5 Weird Things Cats And Dogs Do
What’s the science behind the weird behaviors of cats and dogs? Live Science looked into several mysteries, including why dogs eat poop and why cats stretch so much, to explain the possible evolutionary and biological reasons for each.
Let’s take a leap into the wild brains of your adorable, and often baffling, four-legged housemates.
Why do cats hate baths?
It’s no mystery that most domestic cats dislike being in water, whether for a bath or a dip in a pool or lake. Most dogs, on the other hand, can’t get enough of it. But why is this?
Perhaps it’s because a cat’s fur takes longer to dry than a dog’s does, and cats don’t like being sopping wet while they wait to dry off, Kelley Bollen, director of behavior programs for the College of Veterinary Medicine at Cornell University, told Live Science in 2010.
Or maybe cats prefer to have all four feet on a solid surface and “do not appreciate the sensation of floating in the water,” she said.
Moreover, some dog breeds, including the Portuguese water dog and the Irish water spaniel, are bred to “work” in the water and have body types equipped for swimming.

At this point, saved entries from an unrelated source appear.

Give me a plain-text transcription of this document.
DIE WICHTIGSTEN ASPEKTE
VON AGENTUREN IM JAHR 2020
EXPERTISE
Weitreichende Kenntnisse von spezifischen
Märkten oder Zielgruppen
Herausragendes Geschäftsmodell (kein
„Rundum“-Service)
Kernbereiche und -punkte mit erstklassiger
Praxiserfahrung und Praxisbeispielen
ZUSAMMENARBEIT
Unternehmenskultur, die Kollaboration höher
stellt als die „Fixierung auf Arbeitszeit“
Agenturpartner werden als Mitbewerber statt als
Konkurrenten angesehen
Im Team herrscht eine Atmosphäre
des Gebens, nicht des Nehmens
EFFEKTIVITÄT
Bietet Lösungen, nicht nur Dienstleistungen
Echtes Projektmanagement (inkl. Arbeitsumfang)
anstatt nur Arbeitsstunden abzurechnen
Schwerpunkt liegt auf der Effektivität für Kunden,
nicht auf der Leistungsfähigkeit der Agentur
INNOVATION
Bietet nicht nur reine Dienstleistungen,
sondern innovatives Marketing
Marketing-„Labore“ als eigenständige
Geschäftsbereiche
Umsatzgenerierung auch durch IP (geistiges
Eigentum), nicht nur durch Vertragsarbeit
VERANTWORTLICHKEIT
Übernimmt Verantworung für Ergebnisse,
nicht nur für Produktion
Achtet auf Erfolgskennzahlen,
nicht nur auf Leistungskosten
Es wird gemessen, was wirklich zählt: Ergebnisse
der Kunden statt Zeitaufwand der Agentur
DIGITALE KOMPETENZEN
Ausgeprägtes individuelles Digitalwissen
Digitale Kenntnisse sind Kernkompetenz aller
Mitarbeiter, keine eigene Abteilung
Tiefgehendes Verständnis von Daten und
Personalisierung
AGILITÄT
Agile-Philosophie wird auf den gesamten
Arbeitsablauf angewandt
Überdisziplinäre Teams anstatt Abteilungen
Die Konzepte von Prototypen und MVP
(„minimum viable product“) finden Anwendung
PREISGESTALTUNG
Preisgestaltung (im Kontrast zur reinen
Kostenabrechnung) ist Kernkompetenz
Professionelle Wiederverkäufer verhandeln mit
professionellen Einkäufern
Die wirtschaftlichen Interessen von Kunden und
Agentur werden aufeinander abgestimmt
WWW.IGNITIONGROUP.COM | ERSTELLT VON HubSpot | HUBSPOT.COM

In addition, most dogs are pleasantly introduced to water when they’re young, while cats are not, Suzanne Hetts, a wildlife biologist with Animal Behavior Associates in Colorado, told Live Science.
Why do dogs walk in circles before lying down?
Dogs often walk in circles before settling down for a snooze. This curious behavior is actually hardwired in them from prehistoric times, Leslie Irvine, author of “If You Tame Me: Understanding Our Connection With Animals” (Temple University Press, 2004), told Live Science in 2011.
Fido’s wild dog ancestors would walk in circles to make a nest — an area with stomped-down grass or underbrush where they could sleep. This behavior may have also driven out snakes or large insects that otherwise might have bothered them, Irvine said.
Moreover, a nest would mark the dog’s territory, telling other dogs to stay away, she said.
Why do dogs poop along a north-south axis?
Dogs aren’t just particular about their cozy “nests.” Turns out, some pups like to poop while they are aligned with the north-south axis of the Earth’s magnetic field. To come to this wacky conclusion, researchers spent two years observing 70 dogs as they defecated and urinated.
The dogs studied, which included 57 different breeds, tended to face north or south while pooping and seemed to avoid facing east or west, the researchers noted in their study, published in 2014 in the journal Frontiers in Zoology. Even so, the researchers are not sure how the dogs are sensing the magnetic field (if they are, in fact, sensing it) or why they’d have such a particular pooping position.
Why do cats bring home dead animals?
Even though most pet cats have access to a bowl of kibble, these natural-born hunters often still bring home mice, birds and other small animals they’ve killed during their outdoor escapades.
That’s because wild cats usually eat several small meals a day, and that instinct didn’t disappear when they were domesticated about 10,000 years ago. Moreover, mother cats in the wild catch prey and bring it home to teach their young how to eat. Domestic cats are often spayed, meaning they can’t have kittens. But they may still try to pass on their hunting wisdom.
In fact, your cat may think you’re a “kitten” that needs feeding or may want to thank you for the food you provide her, according to veterinarian Dr. Marty Becker on VetStreet.com.